Group 3 Medulloblastoma: Diagnosis, Treatment, & Outlook

Medulloblastoma is a common malignant brain tumor primarily affecting children. This type of tumor originates in the cerebellum, a region at the back of the brain responsible for coordination and balance. Medulloblastoma is not a single disease; rather, it encompasses several distinct molecular subgroups, each with unique biological characteristics and clinical behaviors. Understanding these molecular distinctions is important for accurate diagnosis and for guiding specific treatment strategies.

Understanding Group 3 Medulloblastoma

Group 3 medulloblastoma is a subtype with unique molecular characteristics. This subgroup frequently exhibits amplification of the MYC oncogene, a gene that promotes rapid cell growth and is associated with aggressive disease behavior. While MYC amplification is a prominent feature, other genetic alterations also define Group 3 medulloblastoma. These molecular distinctions influence how the tumor behaves and its response to therapy.

Group 3 medulloblastoma accounts for approximately 18% to 27% of all medulloblastoma cases. It affects infants and children, rarely adults. It also shows a male predilection, with a 2:1 ratio. Tumors in this subgroup arise from the cerebellar vermis, a central part of the cerebellum. Group 3 medulloblastoma frequently spreads, with over 40% of patients presenting with metastatic disease at diagnosis.

Diagnosing Group 3 Medulloblastoma

The diagnostic process for Group 3 medulloblastoma begins with imaging studies to detect the tumor and assess its extent. Magnetic Resonance Imaging (MRI) of the brain and spine is the primary imaging modality used to visualize the tumor and check for spread to the spinal cord or other brain regions. MRI can reveal characteristics such as tumor location, size, and enhancement patterns, which may offer clues, but these are not definitive for subtyping.

A definitive diagnosis and molecular subtyping require a tissue biopsy, usually obtained via surgical resection. Once tissue is acquired, molecular testing identifies the Group 3 subtype. Genomic sequencing analyzes the tumor’s DNA for characteristic genetic alterations, such as MYC amplification. Fluorescence In Situ Hybridization (FISH) also detects gene amplifications, including MYC, by visualizing specific DNA sequences. Immunohistochemistry (IHC) can also be used, but its accuracy in distinguishing Group 3 and Group 4 medulloblastoma is limited compared to advanced molecular assays like NanoString.

Treatment Approaches for Group 3 Medulloblastoma

Treatment for Group 3 medulloblastoma involves a multi-modal approach, combining several therapeutic strategies.
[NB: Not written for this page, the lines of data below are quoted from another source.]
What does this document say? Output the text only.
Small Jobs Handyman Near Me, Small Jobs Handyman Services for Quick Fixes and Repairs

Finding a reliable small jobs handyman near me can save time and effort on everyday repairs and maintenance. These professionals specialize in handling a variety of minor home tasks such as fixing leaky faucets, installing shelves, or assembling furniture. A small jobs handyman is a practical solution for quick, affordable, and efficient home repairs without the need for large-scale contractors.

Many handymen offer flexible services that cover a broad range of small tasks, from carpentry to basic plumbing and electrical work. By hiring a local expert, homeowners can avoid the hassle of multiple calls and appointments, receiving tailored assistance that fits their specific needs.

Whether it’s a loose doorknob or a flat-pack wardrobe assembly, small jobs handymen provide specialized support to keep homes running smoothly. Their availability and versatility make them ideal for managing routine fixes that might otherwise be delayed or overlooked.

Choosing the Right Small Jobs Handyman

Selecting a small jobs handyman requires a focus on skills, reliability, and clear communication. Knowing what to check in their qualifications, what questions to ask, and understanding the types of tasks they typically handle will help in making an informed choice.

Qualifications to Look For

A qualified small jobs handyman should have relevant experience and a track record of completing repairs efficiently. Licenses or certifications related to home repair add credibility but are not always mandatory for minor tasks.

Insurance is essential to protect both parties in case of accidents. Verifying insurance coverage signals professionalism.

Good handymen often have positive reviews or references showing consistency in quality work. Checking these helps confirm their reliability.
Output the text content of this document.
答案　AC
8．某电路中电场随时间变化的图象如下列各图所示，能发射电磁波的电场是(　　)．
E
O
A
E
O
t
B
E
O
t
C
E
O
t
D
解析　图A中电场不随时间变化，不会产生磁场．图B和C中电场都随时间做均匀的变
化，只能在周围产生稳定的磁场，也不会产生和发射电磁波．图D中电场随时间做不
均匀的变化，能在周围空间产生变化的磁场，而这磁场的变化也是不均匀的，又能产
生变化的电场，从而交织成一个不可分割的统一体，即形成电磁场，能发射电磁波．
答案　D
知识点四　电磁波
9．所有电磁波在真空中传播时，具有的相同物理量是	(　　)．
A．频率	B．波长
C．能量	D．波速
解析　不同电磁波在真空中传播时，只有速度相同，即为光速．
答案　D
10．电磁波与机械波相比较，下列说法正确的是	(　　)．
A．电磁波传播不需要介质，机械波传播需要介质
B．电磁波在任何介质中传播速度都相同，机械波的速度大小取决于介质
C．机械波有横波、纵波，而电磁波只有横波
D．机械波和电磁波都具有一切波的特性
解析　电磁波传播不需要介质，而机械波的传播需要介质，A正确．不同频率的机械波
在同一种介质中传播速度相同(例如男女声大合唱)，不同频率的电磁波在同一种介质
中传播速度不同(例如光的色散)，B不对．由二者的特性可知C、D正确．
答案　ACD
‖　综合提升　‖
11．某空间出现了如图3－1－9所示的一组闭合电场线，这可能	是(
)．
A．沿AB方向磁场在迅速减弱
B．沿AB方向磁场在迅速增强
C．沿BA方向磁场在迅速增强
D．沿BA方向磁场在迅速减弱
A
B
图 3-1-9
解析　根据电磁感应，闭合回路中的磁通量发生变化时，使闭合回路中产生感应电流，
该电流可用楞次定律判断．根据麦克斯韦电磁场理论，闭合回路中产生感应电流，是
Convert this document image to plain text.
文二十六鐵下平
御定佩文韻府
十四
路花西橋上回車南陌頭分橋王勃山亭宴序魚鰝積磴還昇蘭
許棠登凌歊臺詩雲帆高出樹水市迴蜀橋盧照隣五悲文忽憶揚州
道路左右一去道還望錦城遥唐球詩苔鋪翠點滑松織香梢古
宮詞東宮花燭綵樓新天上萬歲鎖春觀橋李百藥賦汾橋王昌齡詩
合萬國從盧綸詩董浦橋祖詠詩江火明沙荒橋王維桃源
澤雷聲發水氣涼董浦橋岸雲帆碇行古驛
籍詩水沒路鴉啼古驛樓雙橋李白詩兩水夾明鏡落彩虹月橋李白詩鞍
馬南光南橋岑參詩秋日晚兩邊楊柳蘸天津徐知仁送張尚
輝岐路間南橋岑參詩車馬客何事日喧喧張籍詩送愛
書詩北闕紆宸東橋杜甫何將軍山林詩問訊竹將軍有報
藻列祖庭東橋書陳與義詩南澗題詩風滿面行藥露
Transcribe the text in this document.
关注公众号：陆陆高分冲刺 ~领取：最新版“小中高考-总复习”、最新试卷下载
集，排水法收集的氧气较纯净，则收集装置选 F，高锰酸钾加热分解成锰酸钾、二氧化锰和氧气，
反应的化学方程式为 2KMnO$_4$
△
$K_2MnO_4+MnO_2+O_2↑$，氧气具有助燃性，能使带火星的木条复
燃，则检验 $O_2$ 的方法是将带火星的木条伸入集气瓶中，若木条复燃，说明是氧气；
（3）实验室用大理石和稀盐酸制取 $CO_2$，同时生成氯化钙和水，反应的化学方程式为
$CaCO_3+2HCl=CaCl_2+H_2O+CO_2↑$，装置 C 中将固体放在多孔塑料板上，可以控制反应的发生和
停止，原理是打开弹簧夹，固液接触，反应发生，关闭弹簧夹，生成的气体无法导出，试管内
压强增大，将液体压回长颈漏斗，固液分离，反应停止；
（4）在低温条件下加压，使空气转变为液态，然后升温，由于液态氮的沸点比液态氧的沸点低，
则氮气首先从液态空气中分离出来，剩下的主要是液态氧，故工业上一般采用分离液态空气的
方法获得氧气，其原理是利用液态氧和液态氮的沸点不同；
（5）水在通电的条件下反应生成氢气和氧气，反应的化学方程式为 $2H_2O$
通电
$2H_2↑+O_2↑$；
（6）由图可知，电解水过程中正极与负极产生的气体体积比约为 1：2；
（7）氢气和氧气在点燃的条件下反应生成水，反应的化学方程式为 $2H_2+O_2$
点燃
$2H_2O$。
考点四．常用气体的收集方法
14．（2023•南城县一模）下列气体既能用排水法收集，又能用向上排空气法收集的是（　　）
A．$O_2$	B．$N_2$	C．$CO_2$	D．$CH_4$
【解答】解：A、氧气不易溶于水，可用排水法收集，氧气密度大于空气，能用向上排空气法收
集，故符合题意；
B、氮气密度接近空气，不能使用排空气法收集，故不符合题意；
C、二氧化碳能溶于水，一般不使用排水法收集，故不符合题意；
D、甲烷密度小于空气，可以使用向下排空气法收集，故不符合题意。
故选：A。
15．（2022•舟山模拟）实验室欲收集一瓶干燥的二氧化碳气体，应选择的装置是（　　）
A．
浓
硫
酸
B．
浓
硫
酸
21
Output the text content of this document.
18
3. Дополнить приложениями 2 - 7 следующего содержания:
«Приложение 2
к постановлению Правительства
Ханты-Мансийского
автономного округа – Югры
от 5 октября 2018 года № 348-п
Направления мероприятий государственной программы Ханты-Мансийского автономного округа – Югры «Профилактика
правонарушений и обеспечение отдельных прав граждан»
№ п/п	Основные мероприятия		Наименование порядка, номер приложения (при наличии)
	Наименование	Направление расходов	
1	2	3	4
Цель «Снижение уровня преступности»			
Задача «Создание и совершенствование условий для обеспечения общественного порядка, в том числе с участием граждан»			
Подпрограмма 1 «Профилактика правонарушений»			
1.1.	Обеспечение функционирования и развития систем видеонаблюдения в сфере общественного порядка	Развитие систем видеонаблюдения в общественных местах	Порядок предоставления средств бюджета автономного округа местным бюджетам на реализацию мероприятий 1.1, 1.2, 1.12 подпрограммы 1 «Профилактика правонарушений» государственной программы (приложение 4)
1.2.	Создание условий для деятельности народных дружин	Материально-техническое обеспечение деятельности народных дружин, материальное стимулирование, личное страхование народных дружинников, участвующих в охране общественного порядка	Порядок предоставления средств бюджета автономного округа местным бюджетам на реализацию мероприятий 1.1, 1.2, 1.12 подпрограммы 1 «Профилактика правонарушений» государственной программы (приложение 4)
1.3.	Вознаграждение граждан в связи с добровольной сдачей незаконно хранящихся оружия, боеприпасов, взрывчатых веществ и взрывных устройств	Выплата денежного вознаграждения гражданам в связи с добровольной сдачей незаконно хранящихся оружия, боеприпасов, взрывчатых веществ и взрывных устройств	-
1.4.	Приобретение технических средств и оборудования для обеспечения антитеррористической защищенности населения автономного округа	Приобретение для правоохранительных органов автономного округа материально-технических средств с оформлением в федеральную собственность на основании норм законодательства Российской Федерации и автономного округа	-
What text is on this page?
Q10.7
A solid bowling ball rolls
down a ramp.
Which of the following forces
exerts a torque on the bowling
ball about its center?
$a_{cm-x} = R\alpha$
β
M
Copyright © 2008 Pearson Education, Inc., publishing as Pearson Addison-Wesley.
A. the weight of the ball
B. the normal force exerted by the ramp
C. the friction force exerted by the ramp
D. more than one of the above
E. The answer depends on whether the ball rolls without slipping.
The initial step is surgical resection, aiming to remove as much of the tumor as safely possible to reduce tumor burden and obtain tissue for diagnosis. The extent of resection can influence subsequent treatment intensity.

Following surgery, radiation therapy is a standard component of treatment, involving craniospinal irradiation (CSI) due to the tumor’s propensity for central nervous system spread. CSI delivers radiation to the entire brain and spinal cord, followed by a higher dose, or “boost,” to the primary tumor site in the posterior fossa. Radiation dosage and fields are tailored based on age and metastatic disease, with modified regimens for very young children to mitigate long-term side effects.

Chemotherapy regimens are administered, either with radiation or as maintenance therapy. Common chemotherapy drugs used include vincristine, lomustine (CCNU), cisplatin, cyclophosphamide, and etoposide. These drugs are given in cycles over several months to target remaining cancer cells throughout the body. Research explores novel approaches, including targeted therapies that address Group 3 medulloblastoma’s molecular drivers, such as drugs targeting the MYC gene. Immunotherapies, which harness the body’s immune system to fight cancer, are also under investigation for this aggressive subtype.

Outlook and Long-Term Considerations

The prognosis for Group 3 medulloblastoma is more challenging than other subtypes due to its aggressive nature and higher likelihood of metastatic spread. For infants, the 5-year survival rate is approximately 45%, while for children, it is around 58%. Despite these figures, advancements in multi-modal treatments have improved outcomes for many patients.

Long-term survivors may experience side effects from intensive treatments, including surgery, radiation, and chemotherapy. Neurocognitive deficits are common, affecting memory, attention, learning, and overall brain function. Other late effects include hearing loss, endocrine issues (like growth problems), and a risk of secondary malignancies.

Ongoing follow-up care monitors for recurrence and manages late treatment effects. This involves regular imaging, such as MRIs, and assessments of neurological and endocrine function. Rehabilitation services, including physical, occupational, and speech therapy, can provide support to address neurocognitive and physical challenges. Support networks for patients and families are valuable resources for navigating the long-term journey.